Gracefully written, meticulously researched, compassionately reported

Gracefully written, meticulously researched, compassionately reported, this is a Sorcerer's Apprentice story of technology that has vastly outstripped anyone's judgment. For once, the problem is not political or corporate corruption -- the failure to consider the most fundamental notions of policy or ethics is due, more than any other cause, to the overwhelming passion of people who want to be parents, as Mundy notes more committed and unselfish than any other people classified as "patients" in our health care system. Filled with heart-wrenching -- and heart-lifting -- stories, scientific and technological developments that seem like something out of a comic book but are going on right now in your neighborhood, unforgettable characters, mind-bogglingly difficult choices, and Mundy's own wisdom, this is one of the finest and most important non-fiction books I have read in years.

A Brave New World

While our current technology may be some years away from the industrial cloning techniques of "Brave New World" or the custom-optimized embryos of "Gattaca", we can already store and manipulate the raw materials of embryo creation so that a woman can give birth to a child not genetically hers created from egg and sperm whose donors may no longer be living. Furthermore, with our increasing knowledge of the genetic contribution to disease and human traits and the availability of preimplantation genetic diagnosis (PGD) to screen embryos before implantation in the uterus, we can not only screen for unwanted genetic traits, but also for desirable ones.

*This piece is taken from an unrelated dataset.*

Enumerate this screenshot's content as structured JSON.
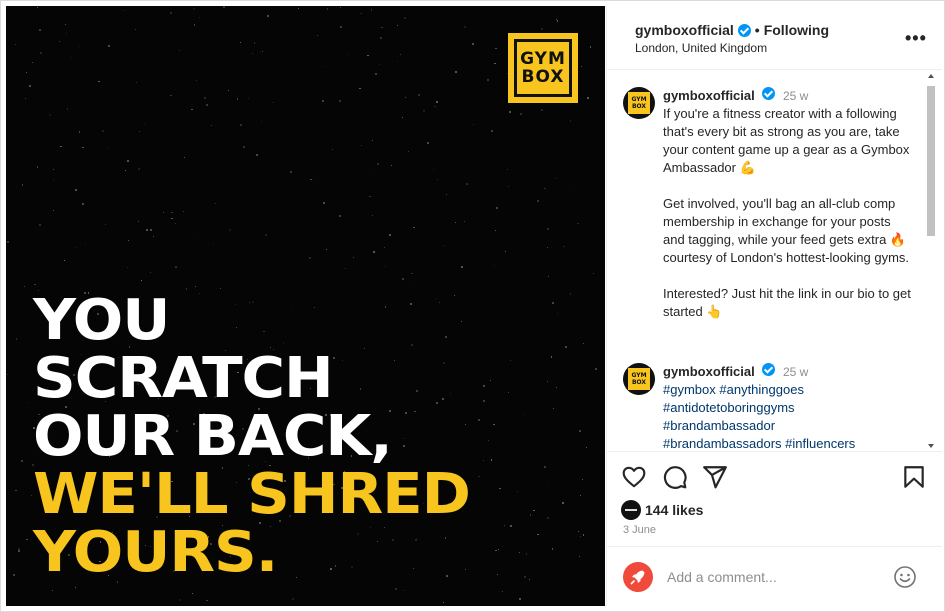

Liza Mundy explores these issues and many others in "Everything Conceivable: How Assisted Reproduction Is Changing Men, Women, and the World", a thorough and in-depth look at the science, business, practice, ethics and implications of assisted reproduction and related technologies. As a veteran science reporter, Mundy brings an objectivity and immediacy to her descriptions of the people and technology involved in this growing business. As a mother, Mundy brings a humanity and compassion in her interviews with couples seeking reproductive help and the people, including donors, surrogates and doctors, who are willing to provide that help, for a fee. While people actively seeking assisted reproduction or those in the science and business of it might seem to have the most relevant interest in "Everything Conceivable", everyone in society has a stake in these new reproductive technologies and their expansion of our traditional definitions of kinship; their effects on current society and future generations; and even their challenge to what it means to be human. Liza Mundy writes about all this with keen observation, insight and empathy, leaving the reader with not only a greater understanding of the science and business of assisted reproduction and the people involved, but also its ramifications to the rest of us and all of society.